Nesta
campanha eleitoral a elite brasileira e os seus partidos tem abusado do
discurso de que o “regime socialista” da Venezuela levou o país à crise e à
fuga de venezuelanos para o Brasil. Eles teriam razão? Os meios de comunicação
fariam uma cobertura justa? Afinal de contas, o que é a Venezuela?
Este país, que se encontra ao norte do
Brasil, possui um dos maiores reservatórios de petróleo do mundo, além de
grandes reservas de ouro, alumínio e água potável. A história política da
Venezuela é marcada pelo controle de poucas famílias sobre as melhores e
maiores terras, enquanto uma oligarquia urbana se adonou das riquezas
proporcionadas pela renda do petróleo e da exploração do ouro.
Por este motivo, até a ascensão de Hugo
Chávez ao poder, a Venezuela era conhecida como a “Arábia Saudita da América Latina”:
um paraíso de riqueza para uma pequena elite nacional e para o imperialismo. Na
Venezuela haviam 5 milhões de pessoas sem direitos civis e mais de 2 milhões de
crianças que não iam a escola. O analfabetismo era galopante e a miséria
assustadora. Não eram apenas as favelas que esmagavam os prédios e condomínios
de luxo, mas a fome, que era presente e a ameaçava diariamente milhões de
venezuelanos que quando tinham almoço, muitas vezes não tinham jantar.

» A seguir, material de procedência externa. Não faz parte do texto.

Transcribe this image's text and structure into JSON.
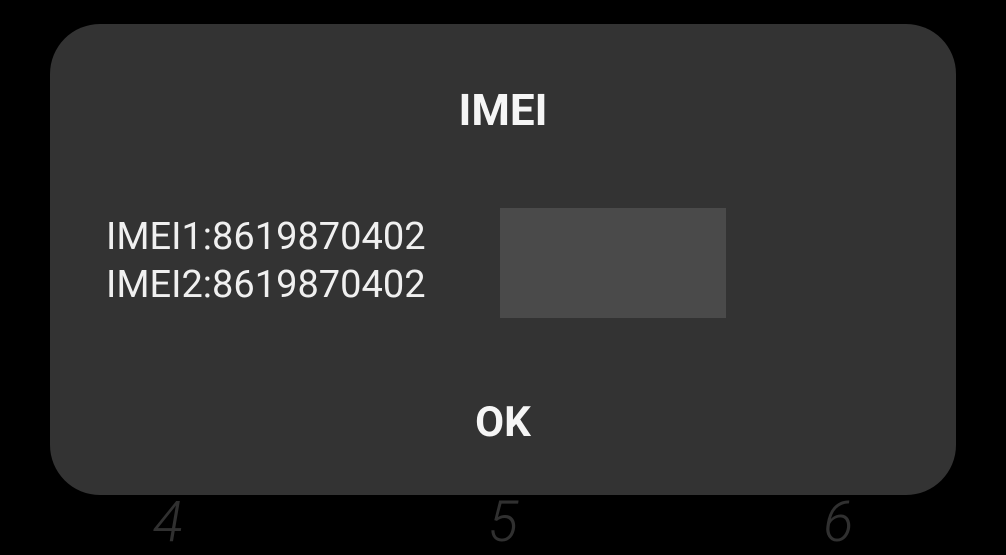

A PDVSA (Petróleo de Venezuela - Sociedade
Anônima; semelhante à Petrobrás) já existia e sempre foi estatal. Ela se dedica
a exploração, produção, refino, comercialização e transporte de petróleo na
Venezuela. A diferença entre os governos anteriores a Chávez é que a renda
petroleira ficava restrita a uma elite parasitária que tinha a única finalidade
de enriquecer a si própria e as empresas estrangeiras, suas sócias maiores;
Chávez passou a investir parte desta renda na sociedade venezuelana e privou a
elite e estas empresas estrangeiras deste lucrativo rentismo parasitário.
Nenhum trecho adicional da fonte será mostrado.